Malians ‘caught in the crossfire’ flee to Mauritania

Some 8,000 Malians have taken refuge in Mbera camp so far this year
AFP

Ehya sits down under a makeshift tent and prepares tea.

The herder in his fifties had lived in the bush of central Mali his entire life.

But in May, security in his home region had become untenable. Mali’s decade-long conflict was now too close.

Ehya made the grim choice to flee, becoming one of thousands of Malians who this year have fled to the safety of Mbera refugee camp just across the border in Mauritania.

“For years we tried to bide our time, to stay on our land, telling ourselves that it would blow over,” said Ehya, his head wrapped in a long white turban that falls over his chest.

But, he said, “people are killing like they slaughter chickens”.

Central Mali is a hotspot of the violence that has metastasised across the Sahel, leaving thousands dead and millions displaced.

Ehya — whose name, like others interviewed for this article, has been changed by AFP for his safety — recalled the day when a neighbouring settlement was attacked by jihadists.

“We knew that if we didn’t run, it would be our turn”, the pastoralist said. “We ran for our lives.”

Some of the displaced crowd into the outskirts of towns.

Many others head to Mbera — a haven not only from jihadists affiliated with Al-Qaeda or the Islamic State group (IS) but also from inter-communal reprisals and violent criminals.

Opened in 2012 not long after Mali’s conflict began, the camp is one of the largest in the Sahel, hosting more than 78,000 people. Some 8,000 Malians have fled there this year, according to the UN’s refugee agency.

“For the past six months, the camp has been receiving a large number of people from the areas of Sokolo, Dogofry, Ouagadou and Nampala” in central Mali, Abdoul Aziz Ag Mohamed, a camp administrator, told AFP.

Others have come from the Timbuktu region in the north of Mali.

“The camp has two speeds,” Mohamed said: “Old refugees”, who are now more autonomous, and “new refugees, who are in a state of emergency”.

‘White men’

Violence, initially confined to the north, spread to the centre of the country in 2015, and then to neighbouring Niger and Burkina Faso. Mauritania has so far been able to stem the expansion.

In Mali’s vast rural and desert wastelands, the Malian state has no permanent authority, and inhabitants — mostly nomads — live among the fighters.

“Daesh arrive in the camps, kill women, men and children indiscriminately then leave, taking the livestock,” Ehya said, using the Arabic acronym for IS.

AFP spoke to 10 refugees in the Mbera camp who all described the same pattern of attacks on civilians, which they say are increasing.

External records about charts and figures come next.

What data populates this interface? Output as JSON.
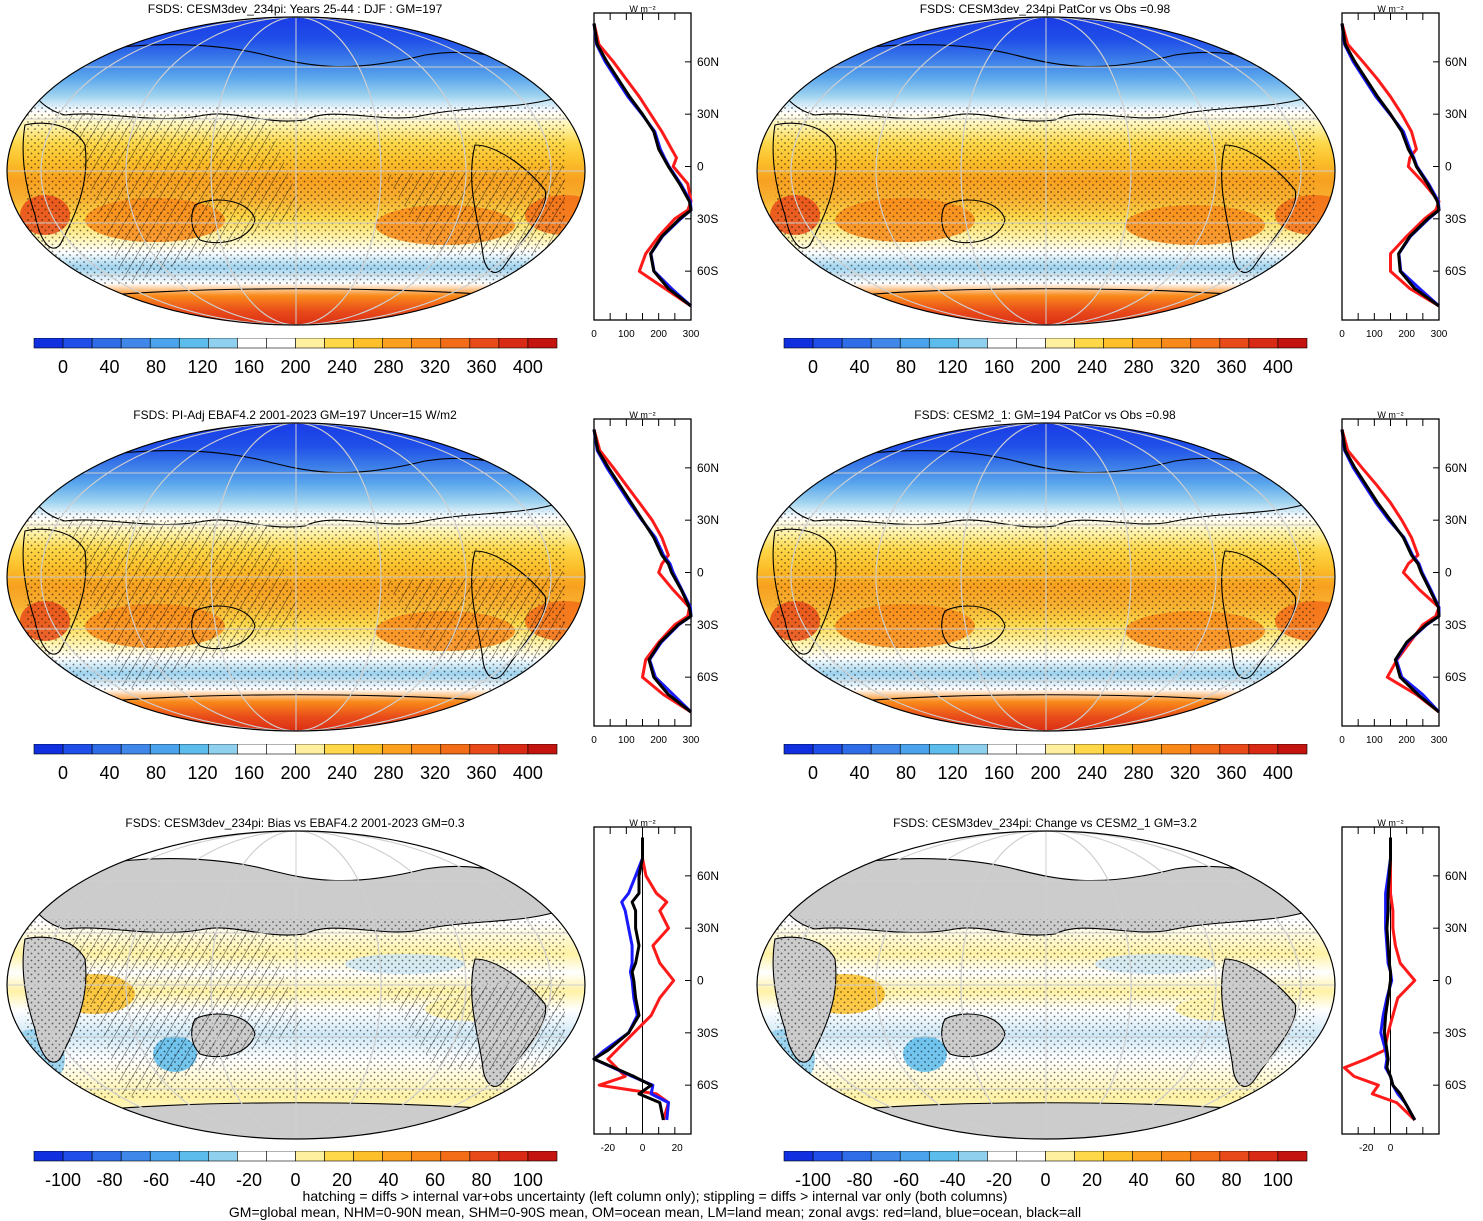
{
  "footer": {
    "line1": "hatching = diffs > internal var+obs uncertainty (left column only); stippling = diffs > internal var only (both columns)",
    "line2": "GM=global mean, NHM=0-90N mean, SHM=0-90S mean, OM=ocean mean, LM=land mean; zonal avgs: red=land, blue=ocean, black=all"
  },
  "units_label": "W m⁻²",
  "lat_labels": [
    "60N",
    "30N",
    "0",
    "30S",
    "60S"
  ],
  "colors": {
    "land": "#ff1a1a",
    "ocean": "#1a1aff",
    "all": "#000000",
    "missing": "#cccccc",
    "abs_scale": [
      "#1030e0",
      "#1f4fe8",
      "#2f6ce8",
      "#3f88ea",
      "#4aa3ec",
      "#5cbcec",
      "#8fd0ee",
      "#ffffff",
      "#ffffff",
      "#fff0a0",
      "#ffd84a",
      "#fdc02a",
      "#fca020",
      "#f98a1a",
      "#f36c18",
      "#e84a1a",
      "#d82a14",
      "#c41410"
    ],
    "diff_scale": [
      "#1030e0",
      "#1f4fe8",
      "#2f6ce8",
      "#3f88ea",
      "#4aa3ec",
      "#5cbcec",
      "#8fd0ee",
      "#ffffff",
      "#ffffff",
      "#fff0a0",
      "#ffd84a",
      "#fdc02a",
      "#fca020",
      "#f98a1a",
      "#f36c18",
      "#e84a1a",
      "#d82a14",
      "#c41410"
    ]
  },
  "chart_data": [
    {
      "type": "heatmap",
      "title": "FSDS: CESM3dev_234pi: Years 25-44 : DJF : GM=197",
      "colorbar_labels": [
        "0",
        "40",
        "80",
        "120",
        "160",
        "200",
        "240",
        "280",
        "320",
        "360",
        "400"
      ],
      "zonal": {
        "type": "line",
        "xticks": [
          "0",
          "100",
          "200",
          "300"
        ],
        "xlim": [
          0,
          300
        ],
        "lat": [
          82,
          70,
          60,
          50,
          40,
          30,
          20,
          10,
          5,
          0,
          -10,
          -20,
          -25,
          -30,
          -40,
          -50,
          -60,
          -70,
          -80
        ],
        "all": [
          0,
          10,
          40,
          75,
          110,
          150,
          185,
          200,
          215,
          230,
          265,
          295,
          300,
          265,
          210,
          175,
          185,
          230,
          300
        ],
        "ocean": [
          0,
          8,
          35,
          70,
          105,
          148,
          188,
          205,
          218,
          232,
          268,
          298,
          300,
          268,
          212,
          176,
          186,
          240,
          300
        ],
        "land": [
          0,
          15,
          60,
          100,
          140,
          175,
          210,
          240,
          255,
          245,
          290,
          300,
          290,
          250,
          200,
          160,
          140,
          220,
          300
        ]
      }
    },
    {
      "type": "heatmap",
      "title": "FSDS: CESM3dev_234pi PatCor vs Obs =0.98",
      "colorbar_labels": [
        "0",
        "40",
        "80",
        "120",
        "160",
        "200",
        "240",
        "280",
        "320",
        "360",
        "400"
      ],
      "zonal": {
        "type": "line",
        "xticks": [
          "0",
          "100",
          "200",
          "300"
        ],
        "xlim": [
          0,
          300
        ],
        "lat": [
          82,
          70,
          60,
          50,
          40,
          30,
          20,
          10,
          5,
          0,
          -10,
          -20,
          -25,
          -30,
          -40,
          -50,
          -60,
          -70,
          -80
        ],
        "all": [
          0,
          10,
          40,
          75,
          110,
          150,
          185,
          205,
          220,
          230,
          265,
          295,
          300,
          265,
          210,
          175,
          180,
          225,
          300
        ],
        "ocean": [
          0,
          8,
          35,
          70,
          105,
          148,
          190,
          210,
          222,
          232,
          268,
          298,
          300,
          268,
          212,
          176,
          182,
          240,
          300
        ],
        "land": [
          0,
          18,
          65,
          110,
          150,
          185,
          215,
          230,
          210,
          205,
          255,
          300,
          290,
          255,
          200,
          150,
          150,
          210,
          300
        ]
      }
    },
    {
      "type": "heatmap",
      "title": "FSDS: PI-Adj EBAF4.2 2001-2023 GM=197 Uncer=15 W/m2",
      "colorbar_labels": [
        "0",
        "40",
        "80",
        "120",
        "160",
        "200",
        "240",
        "280",
        "320",
        "360",
        "400"
      ],
      "zonal": {
        "type": "line",
        "xticks": [
          "0",
          "100",
          "200",
          "300"
        ],
        "xlim": [
          0,
          300
        ],
        "lat": [
          82,
          70,
          60,
          50,
          40,
          30,
          20,
          10,
          5,
          0,
          -10,
          -20,
          -25,
          -30,
          -40,
          -50,
          -60,
          -70,
          -80
        ],
        "all": [
          0,
          12,
          45,
          80,
          115,
          150,
          185,
          210,
          230,
          240,
          270,
          295,
          300,
          260,
          205,
          170,
          185,
          230,
          300
        ],
        "ocean": [
          0,
          10,
          40,
          75,
          110,
          148,
          190,
          215,
          235,
          245,
          272,
          298,
          300,
          262,
          208,
          172,
          190,
          245,
          300
        ],
        "land": [
          0,
          18,
          60,
          100,
          140,
          180,
          210,
          230,
          210,
          200,
          245,
          295,
          290,
          250,
          200,
          160,
          150,
          215,
          300
        ]
      }
    },
    {
      "type": "heatmap",
      "title": "FSDS: CESM2_1: GM=194 PatCor vs Obs =0.98",
      "colorbar_labels": [
        "0",
        "40",
        "80",
        "120",
        "160",
        "200",
        "240",
        "280",
        "320",
        "360",
        "400"
      ],
      "zonal": {
        "type": "line",
        "xticks": [
          "0",
          "100",
          "200",
          "300"
        ],
        "xlim": [
          0,
          300
        ],
        "lat": [
          82,
          70,
          60,
          50,
          40,
          30,
          20,
          10,
          5,
          0,
          -10,
          -20,
          -25,
          -30,
          -40,
          -50,
          -60,
          -70,
          -80
        ],
        "all": [
          0,
          10,
          40,
          75,
          110,
          150,
          190,
          215,
          235,
          245,
          272,
          298,
          300,
          260,
          200,
          165,
          180,
          235,
          300
        ],
        "ocean": [
          0,
          8,
          35,
          70,
          105,
          145,
          192,
          218,
          238,
          248,
          275,
          300,
          300,
          262,
          202,
          168,
          185,
          250,
          300
        ],
        "land": [
          0,
          18,
          62,
          108,
          150,
          185,
          215,
          235,
          205,
          190,
          240,
          300,
          290,
          250,
          210,
          170,
          140,
          230,
          300
        ]
      }
    },
    {
      "type": "heatmap",
      "title": "FSDS: CESM3dev_234pi: Bias vs EBAF4.2 2001-2023 GM=0.3",
      "colorbar_labels": [
        "-100",
        "-80",
        "-60",
        "-40",
        "-20",
        "0",
        "20",
        "40",
        "60",
        "80",
        "100"
      ],
      "zonal": {
        "type": "line",
        "xticks": [
          "-20",
          "0",
          "20"
        ],
        "xlim": [
          -28,
          28
        ],
        "lat": [
          82,
          70,
          60,
          50,
          45,
          40,
          30,
          20,
          10,
          5,
          0,
          -10,
          -20,
          -30,
          -40,
          -45,
          -55,
          -60,
          -65,
          -70,
          -80
        ],
        "all": [
          0,
          0,
          -2,
          -2,
          -6,
          -4,
          -4,
          -2,
          -4,
          -6,
          -5,
          -4,
          -2,
          -8,
          -20,
          -28,
          -5,
          5,
          -2,
          10,
          12
        ],
        "ocean": [
          0,
          0,
          -4,
          -8,
          -12,
          -10,
          -8,
          -6,
          -6,
          -7,
          -6,
          -5,
          -3,
          -8,
          -22,
          -28,
          -6,
          6,
          5,
          15,
          14
        ],
        "land": [
          0,
          0,
          2,
          8,
          14,
          10,
          15,
          6,
          10,
          14,
          18,
          10,
          5,
          -5,
          -15,
          -20,
          -10,
          -25,
          8,
          15,
          12
        ]
      }
    },
    {
      "type": "heatmap",
      "title": "FSDS: CESM3dev_234pi: Change vs CESM2_1 GM=3.2",
      "colorbar_labels": [
        "-100",
        "-80",
        "-60",
        "-40",
        "-20",
        "0",
        "20",
        "40",
        "60",
        "80",
        "100"
      ],
      "zonal": {
        "type": "line",
        "xticks": [
          "-20",
          "0"
        ],
        "lat": [
          82,
          70,
          60,
          50,
          40,
          30,
          20,
          10,
          5,
          0,
          -10,
          -20,
          -30,
          -40,
          -45,
          -50,
          -55,
          -60,
          -65,
          -70,
          -80
        ],
        "xlim": [
          -40,
          40
        ],
        "all": [
          0,
          0,
          -1,
          -2,
          -2,
          -3,
          -2,
          -1,
          0,
          0,
          -2,
          -4,
          -5,
          -3,
          -2,
          -3,
          0,
          2,
          8,
          12,
          20
        ],
        "ocean": [
          0,
          0,
          -2,
          -4,
          -4,
          -4,
          -3,
          -2,
          0,
          1,
          -3,
          -6,
          -8,
          -4,
          -3,
          -4,
          0,
          2,
          6,
          12,
          20
        ],
        "land": [
          0,
          0,
          0,
          0,
          2,
          2,
          4,
          8,
          14,
          20,
          6,
          2,
          -2,
          -5,
          -20,
          -38,
          -30,
          -10,
          -15,
          5,
          20
        ]
      }
    }
  ]
}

They also denounced deadly reprisals by all actors in the conflict: the “mujahideen” or jihadists, as well as by the military and a new force — Russia’s Wagner paramilitary group or, as it is sometimes described, the “white men”.

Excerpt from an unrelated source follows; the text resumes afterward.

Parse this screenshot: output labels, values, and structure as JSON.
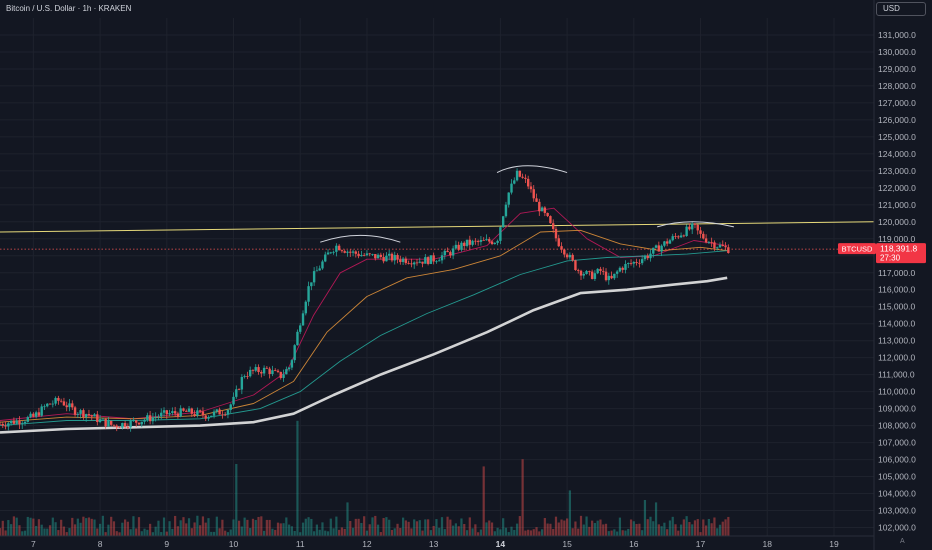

“The Malian army, the Wagner army, the mujahideen: we are caught in the crossfire,” Ehya said.

“The Malian army accuses us of supporting the mujahideen when we refuse to tell them where the jihadists are, and the mujahideen accuse us of being with the Malian state if we don’t become mujahideen.”

Mali’s ruling junta has brought in Russian operatives it describes as military trainers, while Western countries describe them as mercenaries from the pro-Kremlin Wagner group.

Rights monitors have implicated “white-skinned” fighters in massacres in central Mali in March.

Sexual violence

Another resident at the refugee camp, Seghad, recently arrived from Sokolo, some 200 kilometres (125 miles) south of Mbera.

The 25-year-old said she fled fighting between the army and jihadists — and violence committed against women.

“In neighbouring villages, (armed men) would come, blindfold women, take them to do what they have to do and then bring them back,” Seghad said.

Seghad described the assailants as Fulani, an ethnic group also known as Peul. Members of this group have been recruited by jihadists, prompting the Fulani community as a whole to be often accused of “terrorism”, say experts.

Ehya, Seghad and eight others interviewed by AFP all referred to Wagner, whose presence in Mali the government denies.

It “never operates alone. They are always with the Malian army,” said Ehya.

In Hombori, some 1,000 km (600 miles) from Mbera, Wagner fighters “came on market day and opened fire on herders who had come to pay for their livestock”, said Ehya, who comes from nearby and had relatives present during the attack.

The UN says it has opened an investigation into the alleged summary execution of numerous civilians by Malian soldiers “allegedly accompanied by foreign security personnel” in Hombori on April 19.

The Malian authorities have maintained that they respect human rights and will investigate if necessary.